Per Rolf Kappel, professore dell’Università di Berna specializzato in questo genere di tematiche, i nuovi obiettivi sono troppo vasti e male definiti. Il precedente catalogo, ossia gli Obiettivi del MillennioCollegamento esterno, si concentrava sulla riduzione della povertà nei paesi in via di sviluppo. Quello attuale mira invece a dei sistemi economici, ecologici e sociali più sostenibili in tutti i paesi del mondo.

«Gli SDG comprendono molti obiettivi vaghi, per i quali non esistono né indicatori né dati adeguati», ha scritto Rolf Kappel in una newsletter dell’istituto accademico che ha diretto per 22 anni. La valutazione dei progressi compiuti sarà basata più su apprezzamenti soggettivi che su prove. «Vi è quindi il rischio che gli SDG siano presi meno sul serio da chi decide».

Il governo svizzero prevede di iniziare ad attuare i nuovi obiettivi nel quadro delle strategie sullo sviluppo sostenibile 2016-2019 e sulla cooperazione internazionale.

Toccherà al parlamento decidere se il contributo svizzero per l’aiuto allo sviluppo raggiungerà il livello raccomandato dall’ONU, ossia lo 0,7% del prodotto interno lordo. Vista la virata a destra registrata alle elezioni federali di ottobre, difficilmente però questo obiettivo sarà raggiunto.

«La mano destra ignora ciò che fa la sinistra»

Per quanto concerne gli obiettivi che si è fissata la Svizzera, era praticamente impossibile evitare una certa confusione, rileva Ignacio Packer, uno dei partecipanti alla riunione di Berna.

«Non sorprende che vi sia un certo scetticismo. Lo capisco, soprattutto da parte delle persone che non sono state coinvolte in questo processo», spiega Parker, da tre anni segretario generale di Terre des Hommes.

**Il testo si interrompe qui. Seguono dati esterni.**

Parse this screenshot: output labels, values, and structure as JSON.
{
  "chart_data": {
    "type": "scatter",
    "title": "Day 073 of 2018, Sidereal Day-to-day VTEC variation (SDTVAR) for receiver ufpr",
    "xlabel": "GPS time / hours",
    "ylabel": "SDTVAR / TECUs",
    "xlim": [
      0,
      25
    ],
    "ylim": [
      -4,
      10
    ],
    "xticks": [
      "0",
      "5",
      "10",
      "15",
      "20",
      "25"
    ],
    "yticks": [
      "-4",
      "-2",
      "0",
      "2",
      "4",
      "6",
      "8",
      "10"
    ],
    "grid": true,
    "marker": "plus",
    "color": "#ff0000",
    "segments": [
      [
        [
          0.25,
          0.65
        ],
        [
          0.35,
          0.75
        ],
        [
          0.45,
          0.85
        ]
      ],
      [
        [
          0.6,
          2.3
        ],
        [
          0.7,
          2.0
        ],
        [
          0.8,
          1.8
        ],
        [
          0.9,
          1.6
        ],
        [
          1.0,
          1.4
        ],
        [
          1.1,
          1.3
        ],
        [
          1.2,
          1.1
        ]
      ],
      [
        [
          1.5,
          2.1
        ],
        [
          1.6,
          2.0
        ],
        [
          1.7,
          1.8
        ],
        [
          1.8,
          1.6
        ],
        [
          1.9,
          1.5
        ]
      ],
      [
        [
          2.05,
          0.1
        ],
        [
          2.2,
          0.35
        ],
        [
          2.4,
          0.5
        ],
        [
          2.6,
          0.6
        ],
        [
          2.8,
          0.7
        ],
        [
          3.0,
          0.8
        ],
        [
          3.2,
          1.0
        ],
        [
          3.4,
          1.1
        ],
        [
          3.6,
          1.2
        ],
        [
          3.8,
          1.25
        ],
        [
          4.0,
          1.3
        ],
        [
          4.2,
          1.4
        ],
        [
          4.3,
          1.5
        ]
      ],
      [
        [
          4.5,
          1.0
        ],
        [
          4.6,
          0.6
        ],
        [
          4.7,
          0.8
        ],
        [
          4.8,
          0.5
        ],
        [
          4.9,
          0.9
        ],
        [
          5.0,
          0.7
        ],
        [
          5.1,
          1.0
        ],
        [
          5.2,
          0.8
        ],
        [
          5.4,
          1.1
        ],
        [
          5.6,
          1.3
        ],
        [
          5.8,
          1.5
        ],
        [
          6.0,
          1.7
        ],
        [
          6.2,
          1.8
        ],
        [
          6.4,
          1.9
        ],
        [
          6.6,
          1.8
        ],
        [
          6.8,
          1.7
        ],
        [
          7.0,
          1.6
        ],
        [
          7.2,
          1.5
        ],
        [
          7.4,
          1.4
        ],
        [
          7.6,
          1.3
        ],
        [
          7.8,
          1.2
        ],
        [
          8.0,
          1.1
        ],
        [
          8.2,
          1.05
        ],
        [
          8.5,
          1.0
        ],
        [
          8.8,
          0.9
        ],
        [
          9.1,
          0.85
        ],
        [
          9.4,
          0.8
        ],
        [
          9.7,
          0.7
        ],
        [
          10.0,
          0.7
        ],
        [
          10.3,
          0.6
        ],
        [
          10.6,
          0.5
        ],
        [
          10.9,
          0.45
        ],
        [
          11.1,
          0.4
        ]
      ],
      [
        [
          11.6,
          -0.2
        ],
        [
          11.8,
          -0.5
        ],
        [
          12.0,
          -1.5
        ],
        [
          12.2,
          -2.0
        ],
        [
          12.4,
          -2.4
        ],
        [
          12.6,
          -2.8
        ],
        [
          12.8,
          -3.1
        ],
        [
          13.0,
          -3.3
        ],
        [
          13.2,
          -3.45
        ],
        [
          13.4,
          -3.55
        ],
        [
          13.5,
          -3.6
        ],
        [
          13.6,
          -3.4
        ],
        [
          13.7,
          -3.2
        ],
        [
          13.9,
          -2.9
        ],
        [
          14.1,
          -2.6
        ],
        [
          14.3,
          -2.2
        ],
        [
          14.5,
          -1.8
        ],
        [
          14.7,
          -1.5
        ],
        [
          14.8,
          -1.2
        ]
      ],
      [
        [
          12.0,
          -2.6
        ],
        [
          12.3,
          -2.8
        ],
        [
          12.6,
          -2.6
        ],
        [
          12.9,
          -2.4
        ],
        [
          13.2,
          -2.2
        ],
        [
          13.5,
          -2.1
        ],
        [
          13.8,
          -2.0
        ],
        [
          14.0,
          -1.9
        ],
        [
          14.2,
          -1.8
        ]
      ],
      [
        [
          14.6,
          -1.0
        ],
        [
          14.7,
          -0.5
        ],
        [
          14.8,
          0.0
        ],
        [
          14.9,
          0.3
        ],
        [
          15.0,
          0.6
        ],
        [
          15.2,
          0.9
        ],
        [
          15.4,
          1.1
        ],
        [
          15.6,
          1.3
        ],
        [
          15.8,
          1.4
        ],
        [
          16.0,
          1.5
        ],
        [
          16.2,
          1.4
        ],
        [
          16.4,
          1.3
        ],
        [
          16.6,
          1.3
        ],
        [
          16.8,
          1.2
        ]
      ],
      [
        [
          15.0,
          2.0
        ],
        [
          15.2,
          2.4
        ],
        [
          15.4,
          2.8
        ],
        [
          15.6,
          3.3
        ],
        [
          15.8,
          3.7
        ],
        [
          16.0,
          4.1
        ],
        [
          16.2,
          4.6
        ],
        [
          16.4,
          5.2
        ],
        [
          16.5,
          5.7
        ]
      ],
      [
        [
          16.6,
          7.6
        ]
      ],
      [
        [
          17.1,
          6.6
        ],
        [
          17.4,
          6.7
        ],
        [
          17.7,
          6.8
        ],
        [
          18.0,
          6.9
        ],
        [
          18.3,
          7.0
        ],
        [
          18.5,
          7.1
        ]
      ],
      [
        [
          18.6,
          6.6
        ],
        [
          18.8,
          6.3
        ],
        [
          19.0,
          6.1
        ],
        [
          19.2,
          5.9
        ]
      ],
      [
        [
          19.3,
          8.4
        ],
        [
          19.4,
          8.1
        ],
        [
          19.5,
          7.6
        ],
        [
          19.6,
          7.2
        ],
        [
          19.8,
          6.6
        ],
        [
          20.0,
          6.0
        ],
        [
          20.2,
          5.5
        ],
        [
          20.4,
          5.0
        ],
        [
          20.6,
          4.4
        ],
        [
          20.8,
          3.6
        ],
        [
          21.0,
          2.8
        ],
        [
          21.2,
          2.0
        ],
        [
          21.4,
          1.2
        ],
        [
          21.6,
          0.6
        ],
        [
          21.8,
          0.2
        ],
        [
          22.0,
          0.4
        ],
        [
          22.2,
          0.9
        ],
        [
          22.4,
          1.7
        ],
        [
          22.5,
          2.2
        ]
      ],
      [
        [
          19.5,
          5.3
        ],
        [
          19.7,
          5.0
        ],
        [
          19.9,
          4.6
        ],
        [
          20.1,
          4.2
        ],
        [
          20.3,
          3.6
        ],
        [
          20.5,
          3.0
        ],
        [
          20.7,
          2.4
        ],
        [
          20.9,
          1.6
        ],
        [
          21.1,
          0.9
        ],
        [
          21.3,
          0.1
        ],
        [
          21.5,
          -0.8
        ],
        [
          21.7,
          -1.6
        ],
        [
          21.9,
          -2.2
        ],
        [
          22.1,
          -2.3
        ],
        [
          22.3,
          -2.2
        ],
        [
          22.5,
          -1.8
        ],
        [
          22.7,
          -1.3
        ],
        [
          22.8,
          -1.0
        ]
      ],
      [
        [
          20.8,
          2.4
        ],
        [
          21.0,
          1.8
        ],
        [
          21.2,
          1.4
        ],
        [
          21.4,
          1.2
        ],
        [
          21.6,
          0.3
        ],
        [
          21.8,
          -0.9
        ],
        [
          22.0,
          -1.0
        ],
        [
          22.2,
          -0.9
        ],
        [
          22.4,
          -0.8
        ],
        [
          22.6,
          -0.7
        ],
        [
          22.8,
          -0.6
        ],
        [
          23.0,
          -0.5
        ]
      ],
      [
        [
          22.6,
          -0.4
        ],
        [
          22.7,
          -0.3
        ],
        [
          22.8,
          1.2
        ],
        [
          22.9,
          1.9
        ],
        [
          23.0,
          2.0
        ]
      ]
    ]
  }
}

«È stato fatto un grande sforzo per coinvolgere le diverse organizzazioni, per far partecipare la gente. È però qualcosa di veramente complesso e come è possibile rendere semplice ciò che è complesso? È impossibile».

L’approccio svizzero è un mix di punti forti e di incoerenze, ritiene Ignacio Packer. Ad esempio, alcuni dei nuovi accordi internazionali adottati quest’anno, tra cui gli SDG, chiedono che la migrazione sia sostenuta e considerata come una questione di rispetto dei diritti umani.

Nello stesso tempo, però, dopo una campagna incentrata soprattutto sulle questioni migratorie, gli svizzeri hanno eletto un parlamento più a destra, del precedente anche se il paese non è stato confrontato con un arrivo massiccio di rifugiati siriani.

«Sono convinto che vi sia una volontà sincera di ridurre le inuguaglianze. D’altro canto, però, il nostro sistema politico sembra creare incoerenze con il messaggio delle persone che sono in prima linea», rileva Packer riferendosi appunto al risultato delle elezioni e al voto del febbraio 2014 sul freno all’immigrazione. «È un po’ come se la mano destra ignorasse ciò che fa quella sinistra».